The Civil War and American Art
By Sarah Kate Jorgensen
PART 2: EASTMAN JOHNSON’S “NEGRO LIFE AT THE SOUTH”
Genre paintings reveal personal and political narratives in the exhibit The Civil War and American Art at the Smithsonian American Art Museum. They cover topics from abolition to emancipation and reconstruction. Eastman Johnson’s Negro Life at the South (1859) was first shown in New York City at the National Academy of Design. At the time, New York, like Baltimore, was a divided city –with many pro-South cotton and sugar merchants in residence. The painting won contemporary praise for its engaging portrayal of lives of enslaved black people on the eve of the war in Washington DC. This painting has a message that has been overlooked by audiences.
Critics at the time parsed the painting up into stereotypes of “negro life” drawn from literature, most notably Uncle Tom’s Cabin. A young mulatto couple courts in the corner. A man plays banjo while a boy listens attentively. A dark skinned woman holds a lighter skinned baby. Another dark skinned woman dances with a young boy. Two girls beckon to a white woman who is entering the yard, followed by a black woman in a turban. According to curator Eleanor Harvey, reviewers in the past have commented on its depiction of the power of music to bring people together. One interpretation of the painting was that music drew the curious mistress from the master’s house.

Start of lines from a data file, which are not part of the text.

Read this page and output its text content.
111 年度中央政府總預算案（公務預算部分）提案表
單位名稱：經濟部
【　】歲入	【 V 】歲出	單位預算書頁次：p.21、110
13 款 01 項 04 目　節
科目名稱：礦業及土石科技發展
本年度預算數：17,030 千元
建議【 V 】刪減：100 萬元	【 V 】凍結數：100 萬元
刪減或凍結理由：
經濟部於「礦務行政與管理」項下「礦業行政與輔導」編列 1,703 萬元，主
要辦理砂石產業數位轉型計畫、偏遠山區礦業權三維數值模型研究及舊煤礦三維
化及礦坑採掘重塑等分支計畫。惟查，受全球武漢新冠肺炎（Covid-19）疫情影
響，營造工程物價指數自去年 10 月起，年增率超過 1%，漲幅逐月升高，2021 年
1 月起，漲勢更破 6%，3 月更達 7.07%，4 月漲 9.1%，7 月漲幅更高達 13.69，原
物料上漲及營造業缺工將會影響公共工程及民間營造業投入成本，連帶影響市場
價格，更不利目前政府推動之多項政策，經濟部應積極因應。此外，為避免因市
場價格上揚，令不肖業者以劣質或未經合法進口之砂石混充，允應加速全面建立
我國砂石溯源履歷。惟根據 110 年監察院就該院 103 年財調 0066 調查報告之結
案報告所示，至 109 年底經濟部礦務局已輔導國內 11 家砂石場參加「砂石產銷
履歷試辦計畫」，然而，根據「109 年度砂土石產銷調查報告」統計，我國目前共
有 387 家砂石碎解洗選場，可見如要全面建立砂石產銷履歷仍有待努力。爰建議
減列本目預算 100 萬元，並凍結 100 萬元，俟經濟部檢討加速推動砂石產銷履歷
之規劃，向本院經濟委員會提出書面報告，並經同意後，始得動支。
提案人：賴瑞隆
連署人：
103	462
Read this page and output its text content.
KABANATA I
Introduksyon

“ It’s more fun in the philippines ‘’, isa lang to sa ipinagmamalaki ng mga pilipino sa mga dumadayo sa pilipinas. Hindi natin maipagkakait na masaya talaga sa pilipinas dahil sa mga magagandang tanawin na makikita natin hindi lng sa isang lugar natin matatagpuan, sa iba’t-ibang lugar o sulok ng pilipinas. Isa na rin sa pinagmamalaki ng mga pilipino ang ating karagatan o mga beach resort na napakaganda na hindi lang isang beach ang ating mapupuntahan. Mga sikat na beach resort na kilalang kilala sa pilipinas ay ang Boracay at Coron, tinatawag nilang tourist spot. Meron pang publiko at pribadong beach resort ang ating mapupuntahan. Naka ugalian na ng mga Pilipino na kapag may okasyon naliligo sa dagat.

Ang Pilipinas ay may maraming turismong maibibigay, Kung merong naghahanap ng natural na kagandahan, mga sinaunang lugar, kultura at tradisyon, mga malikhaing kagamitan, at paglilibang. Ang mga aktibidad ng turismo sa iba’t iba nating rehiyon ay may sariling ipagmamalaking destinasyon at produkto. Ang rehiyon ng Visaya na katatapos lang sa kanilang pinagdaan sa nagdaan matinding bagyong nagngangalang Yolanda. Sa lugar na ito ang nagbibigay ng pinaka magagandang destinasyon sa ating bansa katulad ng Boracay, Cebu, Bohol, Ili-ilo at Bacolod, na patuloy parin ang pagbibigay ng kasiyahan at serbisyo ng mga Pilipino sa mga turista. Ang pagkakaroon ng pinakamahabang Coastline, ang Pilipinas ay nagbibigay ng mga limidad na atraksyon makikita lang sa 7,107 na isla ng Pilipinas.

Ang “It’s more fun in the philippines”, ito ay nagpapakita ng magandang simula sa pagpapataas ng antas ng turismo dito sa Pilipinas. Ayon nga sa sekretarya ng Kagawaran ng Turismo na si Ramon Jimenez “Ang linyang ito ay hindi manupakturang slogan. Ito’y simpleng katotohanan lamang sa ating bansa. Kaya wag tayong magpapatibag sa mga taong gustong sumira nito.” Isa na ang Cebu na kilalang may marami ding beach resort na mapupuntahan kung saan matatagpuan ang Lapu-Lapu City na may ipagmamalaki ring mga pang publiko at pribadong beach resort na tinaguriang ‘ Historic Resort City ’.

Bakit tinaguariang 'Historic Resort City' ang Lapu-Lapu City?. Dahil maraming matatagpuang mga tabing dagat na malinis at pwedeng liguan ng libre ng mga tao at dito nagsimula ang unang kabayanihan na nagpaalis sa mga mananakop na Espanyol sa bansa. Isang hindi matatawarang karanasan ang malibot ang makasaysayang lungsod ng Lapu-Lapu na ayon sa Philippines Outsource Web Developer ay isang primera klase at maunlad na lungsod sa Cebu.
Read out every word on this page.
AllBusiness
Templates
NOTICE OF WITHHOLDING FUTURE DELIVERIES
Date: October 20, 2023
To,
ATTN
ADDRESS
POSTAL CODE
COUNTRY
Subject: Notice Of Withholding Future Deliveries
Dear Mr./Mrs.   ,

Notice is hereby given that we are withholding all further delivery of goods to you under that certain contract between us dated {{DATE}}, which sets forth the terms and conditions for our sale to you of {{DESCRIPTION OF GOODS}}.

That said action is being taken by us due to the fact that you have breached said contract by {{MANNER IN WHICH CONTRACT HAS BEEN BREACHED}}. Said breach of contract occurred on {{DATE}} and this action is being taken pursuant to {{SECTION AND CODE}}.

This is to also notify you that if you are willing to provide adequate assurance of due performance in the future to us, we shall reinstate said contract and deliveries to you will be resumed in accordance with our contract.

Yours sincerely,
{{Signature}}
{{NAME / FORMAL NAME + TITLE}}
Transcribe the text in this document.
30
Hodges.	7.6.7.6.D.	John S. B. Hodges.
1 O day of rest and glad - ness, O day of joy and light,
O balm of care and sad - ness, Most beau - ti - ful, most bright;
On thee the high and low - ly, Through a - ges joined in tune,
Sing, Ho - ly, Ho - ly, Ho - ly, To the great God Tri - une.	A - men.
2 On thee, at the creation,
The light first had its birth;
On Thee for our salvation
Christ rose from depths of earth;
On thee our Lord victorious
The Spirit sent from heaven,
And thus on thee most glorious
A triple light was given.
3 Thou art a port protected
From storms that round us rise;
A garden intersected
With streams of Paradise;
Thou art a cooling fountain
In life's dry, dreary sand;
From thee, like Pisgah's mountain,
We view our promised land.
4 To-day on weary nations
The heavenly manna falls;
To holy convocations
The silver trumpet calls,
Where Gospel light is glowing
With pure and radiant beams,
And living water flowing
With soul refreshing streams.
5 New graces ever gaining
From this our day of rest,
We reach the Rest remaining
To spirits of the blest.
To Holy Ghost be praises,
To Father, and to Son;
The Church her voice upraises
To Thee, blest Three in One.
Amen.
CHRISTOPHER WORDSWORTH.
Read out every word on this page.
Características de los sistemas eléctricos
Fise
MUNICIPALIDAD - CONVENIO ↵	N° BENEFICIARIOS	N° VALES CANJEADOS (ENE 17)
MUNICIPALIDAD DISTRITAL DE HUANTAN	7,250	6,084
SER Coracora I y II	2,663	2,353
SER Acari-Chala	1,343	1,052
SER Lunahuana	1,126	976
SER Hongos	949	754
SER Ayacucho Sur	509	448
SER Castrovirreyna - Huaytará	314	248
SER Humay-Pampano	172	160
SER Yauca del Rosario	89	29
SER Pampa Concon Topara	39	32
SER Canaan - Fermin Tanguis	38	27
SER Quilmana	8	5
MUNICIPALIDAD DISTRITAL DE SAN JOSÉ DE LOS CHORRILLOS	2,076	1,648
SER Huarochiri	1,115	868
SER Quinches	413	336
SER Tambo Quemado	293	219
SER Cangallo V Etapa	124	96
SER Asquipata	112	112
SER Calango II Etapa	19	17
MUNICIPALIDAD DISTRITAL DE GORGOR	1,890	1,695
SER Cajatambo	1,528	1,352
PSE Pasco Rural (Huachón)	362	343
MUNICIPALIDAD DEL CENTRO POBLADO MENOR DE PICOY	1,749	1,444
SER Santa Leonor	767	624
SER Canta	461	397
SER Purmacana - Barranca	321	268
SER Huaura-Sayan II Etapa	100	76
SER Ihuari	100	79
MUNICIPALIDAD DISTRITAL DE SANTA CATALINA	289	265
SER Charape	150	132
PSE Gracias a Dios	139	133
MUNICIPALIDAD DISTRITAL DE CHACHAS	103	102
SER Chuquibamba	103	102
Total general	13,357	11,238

While many critics noted with approval the depiction of poor living conditions of the slave quarters, others, Democratic leaning newspapers, enjoyed it for its representation of slaves who appear to be happy. The appearance of the axe and scythe in the quarters, unthinkable in the Deep South, only underscored the feeling that these people were no threat to or would not incite an insurgence against their masters. Critics described this scene as an “idyll”, and neglected to see the deeper significance of Johnson’s myriad details. Eastman Johnson wanted to address and challenge the fascination that the North had with race relations in the South.
There are eleven enslaved blacks portrayed in this scene– a significant anomaly considering the average number of enslaved peoples per urban household in Washington DC numbered three (the amount Eastman Johnson’s stepmother brought into the Johnson house). That they are not dressed as field hands suggests that there was a range of black servitude in urban settings. The number of people attests to the strong community and familial structures in the enslaved world. This is how news of war and emancipation was transmitted. While the New York City audience would not have known this, Eastman Johnson was well aware of how society in Washington operated.
Harvey mentions how critics of the day noted the stern but dignified dark woman teaching the child African folkways in an effort to keep the traditions alive in the New World. They also noticed the woman holding out the light skinned child, the cat creeping into an upstairs window and the rooster calling to the hen at the close of day. In fact, the Democrat cotton merchant from New York who initially bought the painting saw it as a painting depicting the happiness of slave life (by 1859 the painting’s name had been changed to Old Kentucky Home– despite its Washington DC locale). Rarely, however, did critics notice how the narrative of the upper half of the painting interacted with the lower half.
That Johnson sets the slave quarters right next to the master’s house allows for reading the narrative as a series of connections between the two dwellings. Although it is a fine rendering of urban enslaved society, Johnson intended much more. The fence that divides the two houses is breached by the open gate through which the women arrive and by the wooden ladder from the slave quarters to the master’s house near the upstairs bedroom. A light blue fabric hangs from the adjacent window– another way into the house without using the front door. The cock crows from the tree, calling to the hen below. Johnson depicts a cat slinking into the slave quarters. The dark skinned woman leans out an adjacent window carrying the much lighter skinned baby. While Johnson is making a subtle narrative about blood relations between slave and master, the focus of his painting is the appearance of the white girl. She is furtively stepping through the doorway to the slave yard in a way that contemporary critics interpreted as an interest in hearing the music. However her gaze goes not to the musician or to the children who beckon her but to the girl who is about her age across the courtyard. A woman who checks to make sure that they are not witnessed follows her.
Harvey has many ideas to explain this scenario, including the possibility that the white girl could be the daughter of a slave and that she passes for white; her sister could be the mulatto girl being courted; she could be seeing her family. The topic of miscegenation was the topic of curiosity and horror to both Northerners and Southerners. To many, one of the great moral failings of slave society was the masters enslaved their own offspring, and it took place, as Harvey states “with far greater frequency than anyone was comfortable believing.” What appears to be a harmonious “idyll” becomes a scene of interconnected spaces and a jarring narrative that renders Johnson’s verdict on slavery and American society as unstable as the decaying mossy roof of the slave quarters.
The painting calls into question the morality of slavery and the moral decay that is destabilizing society. Everything here is meant; nothing is left to chance. As in many of the pictures in the exhibition, the picture is more than the sum of its parts. Do we accept their benign surfaces or ask questions? Can we, as viewers, dig deeper? This exhibition invites us to do just that.